Aucune des dispositions spécifiques à cette procédure n'impose la prestation de serment des témoins et la réalisation de leur audition en présence des parties. Ces exigences ne ressortissent pas davantage d'un principe général de procédure.

M. X, qui a eu toute possibilité de discuter les déclarations des témoins entendus, tant durant l'instruction de l'affaire que lors de l'audience de jugement, ne saurait, à cet égard, prétendre à la privation d'un droit ou à la violation d'une garantie qui justifierait l'annulation des auditions en question.

Le moyen tiré de ce chef sera dès lors rejeté.
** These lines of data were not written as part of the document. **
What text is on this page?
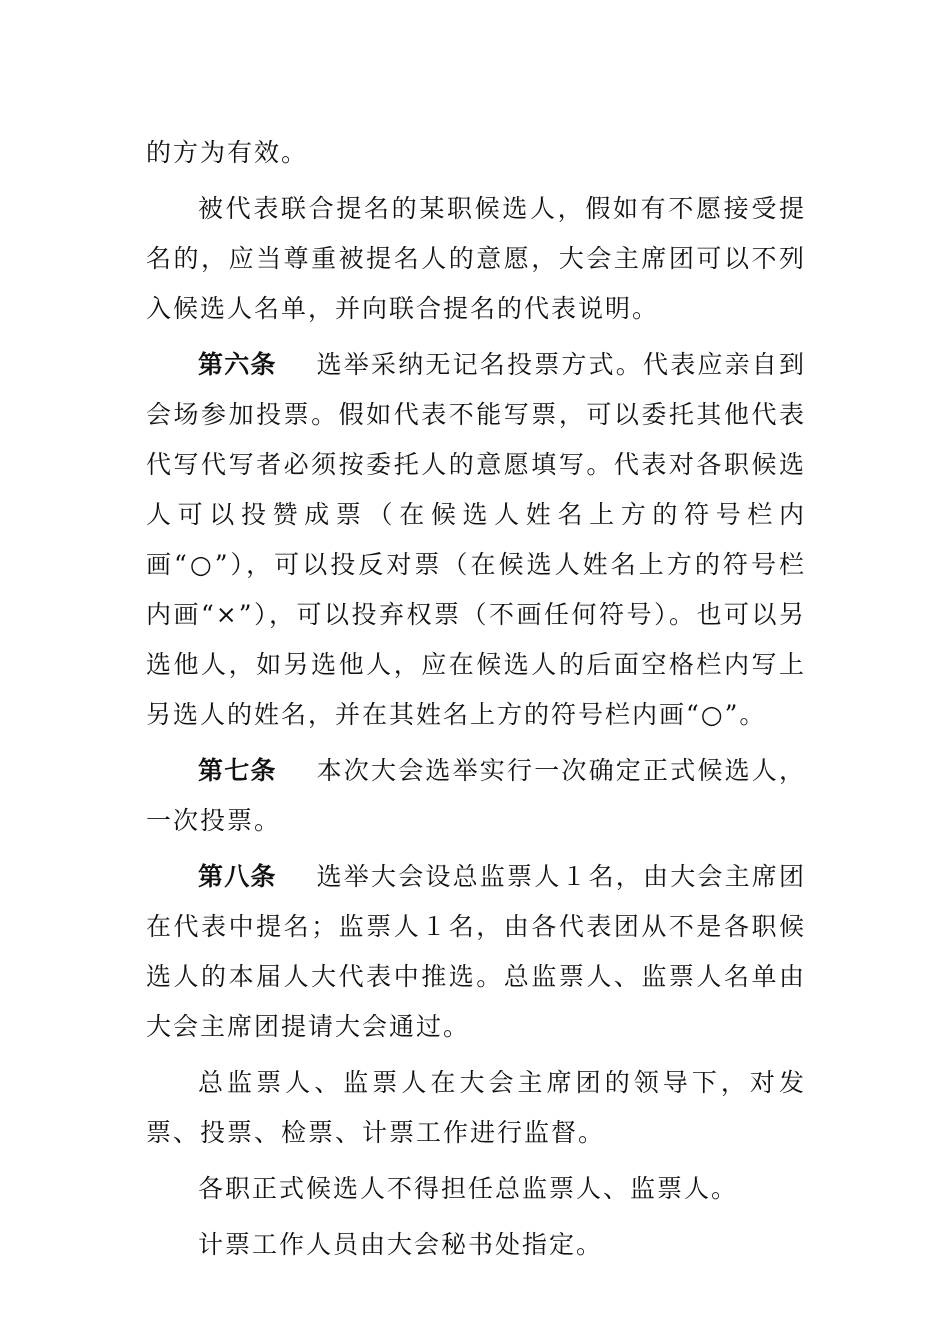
的方为有效。

被代表联合提名的某职候选人，假如有不愿接受提名的，应当尊重被提名人的意愿，大会主席团可以不列入候选人名单，并向联合提名的代表说明。

第六条 选举采纳无记名投票方式。代表应亲自到会场参加投票。假如代表不能写票，可以委托其他代表代写代写者必须按委托人的意愿填写。代表对各职候选人可以投赞成票（在候选人姓名上方的符号栏内画“○”），可以投反对票（在候选人姓名上方的符号栏内画“×”），可以投弃权票（不画任何符号）。也可以另选他人，如另选他人，应在候选人的后面空格栏内写上另选人的姓名，并在其姓名上方的符号栏内画“○”。

第七条 本次大会选举实行一次确定正式候选人，一次投票。

第八条 选举大会设总监票人１名，由大会主席团在代表中提名；监票人１名，由各代表团从不是各职候选人的本届人大代表中推选。总监票人、监票人名单由大会主席团提请大会通过。

总监票人、监票人在大会主席团的领导下，对发票、投票、检票、计票工作进行监督。

各职正式候选人不得担任总监票人、监票人。

计票工作人员由大会秘书处指定。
SUR LES DEMANDES D'AUDITIONS DE TEMOINS ET DE CONFRONTATION

  1. M. X a sollicité l'audition de témoins qu'il a cités à comparaître devant le Conseil. Il fait grief à celui-ci d'avoir joint au fond sa décision sur l'opportunité d'entendre ceux d'entre eux qui n'avaient pas comparu lors de l'audience tenue les 12 et 13 décembre 2018, regardant cette jonction comme constitutive d'une atteinte aux droits de la défense.
  2. Le Conseil, qui a procédé à l'audition de l'ensemble des témoins cités par M. X présents lors des débats, relève que les trois témoins non-comparants ont été entendus lors de l'enquête administrative puis, pour deux d'entre eux, lors de l'enquête conduite par le rapporteur.

Les procès-verbaux de ces auditions ont été régulièrement versés au dossier, où ils ont pu être consultés à tout moment par M. X et ses défenseurs. Ceux-ci ont eu la possibilité d'en discuter la teneur au cours de la procédure, de sorte qu'il ne saurait être conclu à une atteinte aux droits de la défense.

M. X, qui a refusé de s'exprimer devant le rapporteur, même à titre subsidiaire, sur le contenu des témoignages recueillis lors de l'enquête menée par l'inspection, et qui a eu toute latitude, lors de l'audience, pour discuter le contenu de ces auditions, ne démontre pas en quoi la comparution des intéressés serait de nature à apporter des éléments d'information supplémentaires.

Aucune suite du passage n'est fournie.